If you are struggling with anger and fear, if you are aware of being a victim of patterns passed on by previous generations, if your hatred of some people is stronger than your ability to be compassionate towards them… find help! Find some way of breaking the pattern and loving the world. Please.

Madeleine Lenagh is blogger, nature photographer, and author of Passage of the Stork: Delivering the Soul. Her book can be ordered at most online bookstores.

4 Comments:

  1. Mary-Lou Gillette

    Dear Maddi,
    Our struggle with injustice is heartbreaking. I grew up listening to elders speak ungraciously of groups of people, careful not to speak of individuals. I had the good fortune of having a very wise and kind mother who would quietly take me aside and tell me that while I must not ever contradict my elders, she wanted me to know that, “We do not believe that way.” She also told me, “Never judge another until you have walked a mile in his shoes.”
    When our son brought home a black girl friend from college, I watched the reactions of friends and family, and saw the effort they were making to act normally. It caused me great concern.
    As a nursery school teacher, I had the opportunity to mentor a black high school girl in my classroom for awhile. I was given an evaluation form to fill out by the high school. Some time later, I received a letter from the guidance counselor at the school telling me that when she had read my evaluation to the student, the girl broke down sobbing. She said no one had ever said anything kind about her ever before. That made me sad.
    Today I live in one of the most racially diverse cities in America. Over one hundred languages are spoken here. I am proud of my city and grateful to live here. Our grandson is half Vietnamese and is surrounded by classmates whose parents and grandparents have come from all over the world. The children in his school see no difference in their skin colors. They are every shade imaginable of skin color. When I pick him up at school, there are many other grandparents there too. Some do not speak English, but we speak the same language of the heart. We all love our grandchildren and wish them a life free from prejudice and injustice.
    I truly believe that it is with these children, that we will see a better world.
    I am heartbroken by our world today, but I will continue to believe that if children can so freely accept one another, eventually they will be able to change the world.

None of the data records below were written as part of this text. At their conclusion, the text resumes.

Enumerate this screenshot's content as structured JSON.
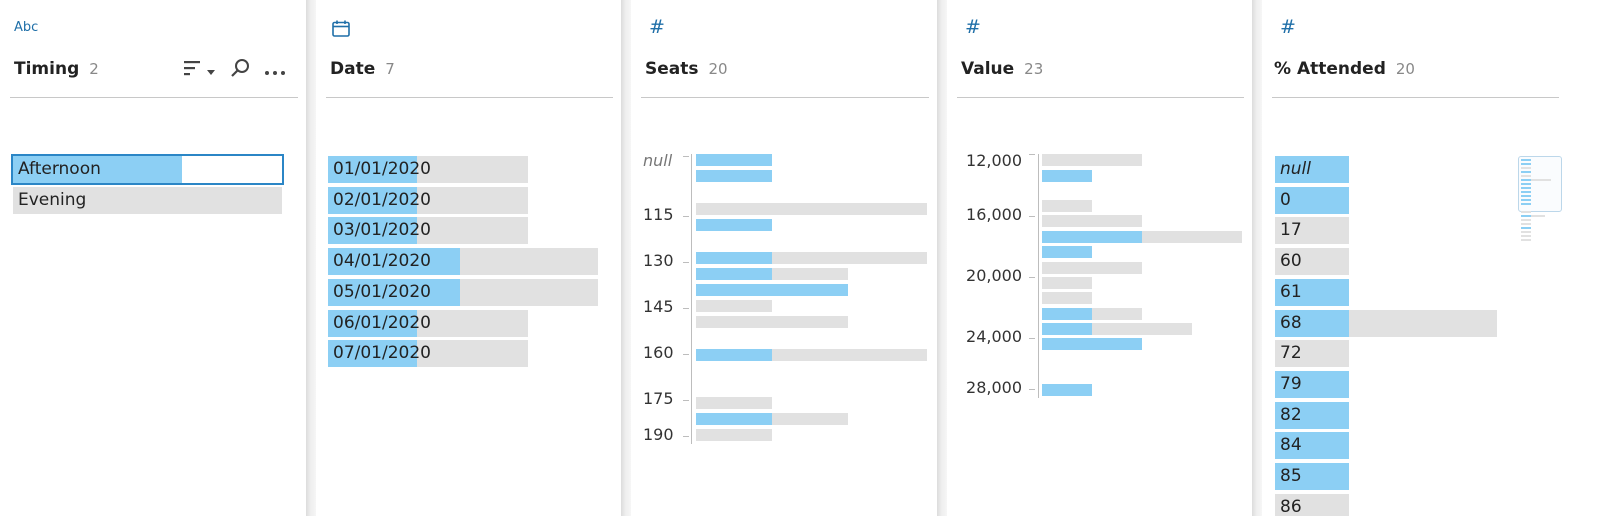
{
  "columns": [
    {
      "type_icon": "Abc",
      "name": "Timing",
      "count": "2",
      "rows": [
        {
          "label": "Afternoon",
          "fill": 0.63,
          "selected": true
        },
        {
          "label": "Evening",
          "fill": 0.0,
          "selected": false
        }
      ]
    },
    {
      "type_icon": "calendar-icon",
      "name": "Date",
      "count": "7",
      "rows": [
        {
          "label": "01/01/2020",
          "fill": 0.33,
          "total": 0.74
        },
        {
          "label": "02/01/2020",
          "fill": 0.33,
          "total": 0.74
        },
        {
          "label": "03/01/2020",
          "fill": 0.33,
          "total": 0.74
        },
        {
          "label": "04/01/2020",
          "fill": 0.49,
          "total": 1.0
        },
        {
          "label": "05/01/2020",
          "fill": 0.49,
          "total": 1.0
        },
        {
          "label": "06/01/2020",
          "fill": 0.33,
          "total": 0.74
        },
        {
          "label": "07/01/2020",
          "fill": 0.33,
          "total": 0.74
        }
      ]
    },
    {
      "type_icon": "#",
      "name": "Seats",
      "count": "20",
      "axis_labels": [
        "null",
        "115",
        "130",
        "145",
        "160",
        "175",
        "190"
      ],
      "bars": [
        {
          "fill": 0.33,
          "total": 0.33
        },
        {
          "fill": 0.33,
          "total": 0.33
        },
        {
          "fill": 0.0,
          "total": 1.0
        },
        {
          "fill": 0.33,
          "total": 0.33
        },
        {
          "fill": 0.33,
          "total": 1.0
        },
        {
          "fill": 0.33,
          "total": 0.66
        },
        {
          "fill": 0.66,
          "total": 0.66
        },
        {
          "fill": 0.0,
          "total": 0.33
        },
        {
          "fill": 0.0,
          "total": 0.66
        },
        {
          "fill": 0.33,
          "total": 1.0
        },
        {
          "fill": 0.0,
          "total": 0.33
        },
        {
          "fill": 0.33,
          "total": 0.66
        },
        {
          "fill": 0.0,
          "total": 0.33
        }
      ]
    },
    {
      "type_icon": "#",
      "name": "Value",
      "count": "23",
      "axis_labels": [
        "12,000",
        "16,000",
        "20,000",
        "24,000",
        "28,000"
      ],
      "bars": [
        {
          "fill": 0.0,
          "total": 0.5
        },
        {
          "fill": 0.25,
          "total": 0.25
        },
        {
          "fill": 0.0,
          "total": 0.25
        },
        {
          "fill": 0.0,
          "total": 0.5
        },
        {
          "fill": 0.5,
          "total": 1.0
        },
        {
          "fill": 0.25,
          "total": 0.25
        },
        {
          "fill": 0.0,
          "total": 0.5
        },
        {
          "fill": 0.0,
          "total": 0.25
        },
        {
          "fill": 0.0,
          "total": 0.25
        },
        {
          "fill": 0.25,
          "total": 0.5
        },
        {
          "fill": 0.25,
          "total": 0.75
        },
        {
          "fill": 0.5,
          "total": 0.5
        },
        {
          "fill": 0.25,
          "total": 0.25
        }
      ]
    },
    {
      "type_icon": "#",
      "name": "% Attended",
      "count": "20",
      "rows": [
        {
          "label": "null",
          "fill": 1.0,
          "total": 1.0,
          "is_null": true
        },
        {
          "label": "0",
          "fill": 1.0,
          "total": 1.0
        },
        {
          "label": "17",
          "fill": 0.0,
          "total": 1.0
        },
        {
          "label": "60",
          "fill": 0.0,
          "total": 1.0
        },
        {
          "label": "61",
          "fill": 1.0,
          "total": 1.0
        },
        {
          "label": "68",
          "fill": 1.0,
          "total": 3.0
        },
        {
          "label": "72",
          "fill": 0.0,
          "total": 1.0
        },
        {
          "label": "79",
          "fill": 1.0,
          "total": 1.0
        },
        {
          "label": "82",
          "fill": 1.0,
          "total": 1.0
        },
        {
          "label": "84",
          "fill": 1.0,
          "total": 1.0
        },
        {
          "label": "85",
          "fill": 1.0,
          "total": 1.0
        },
        {
          "label": "86",
          "fill": 0.0,
          "total": 1.0
        }
      ]
    }
  ],
  "colors": {
    "highlight": "#8ccff4",
    "background_bar": "#e1e1e1",
    "accent": "#1f6fa8",
    "selection_outline": "#2b86c6"
  },
  "toolbar_icons": [
    "sort-icon",
    "sort-dropdown-chevron-icon",
    "search-icon",
    "more-options-icon"
  ]
}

  2. What can you do? I think you are doing it – spreading “the message.” I found this post uplifted my day.
    Nice that you have friends to talk intimately with – it has been a long time since I shared such stories ( a couple of things I have never told anyone). But as you say you grow and let it all go.
    Peace.

    • I’m glad to hear this, Cinda, thank you! Writing about it helps me find my way out of the quagmire of anger and sadness the news often plunges me into. So I’m happy it helps others to read it. And I do hope the message is spreading!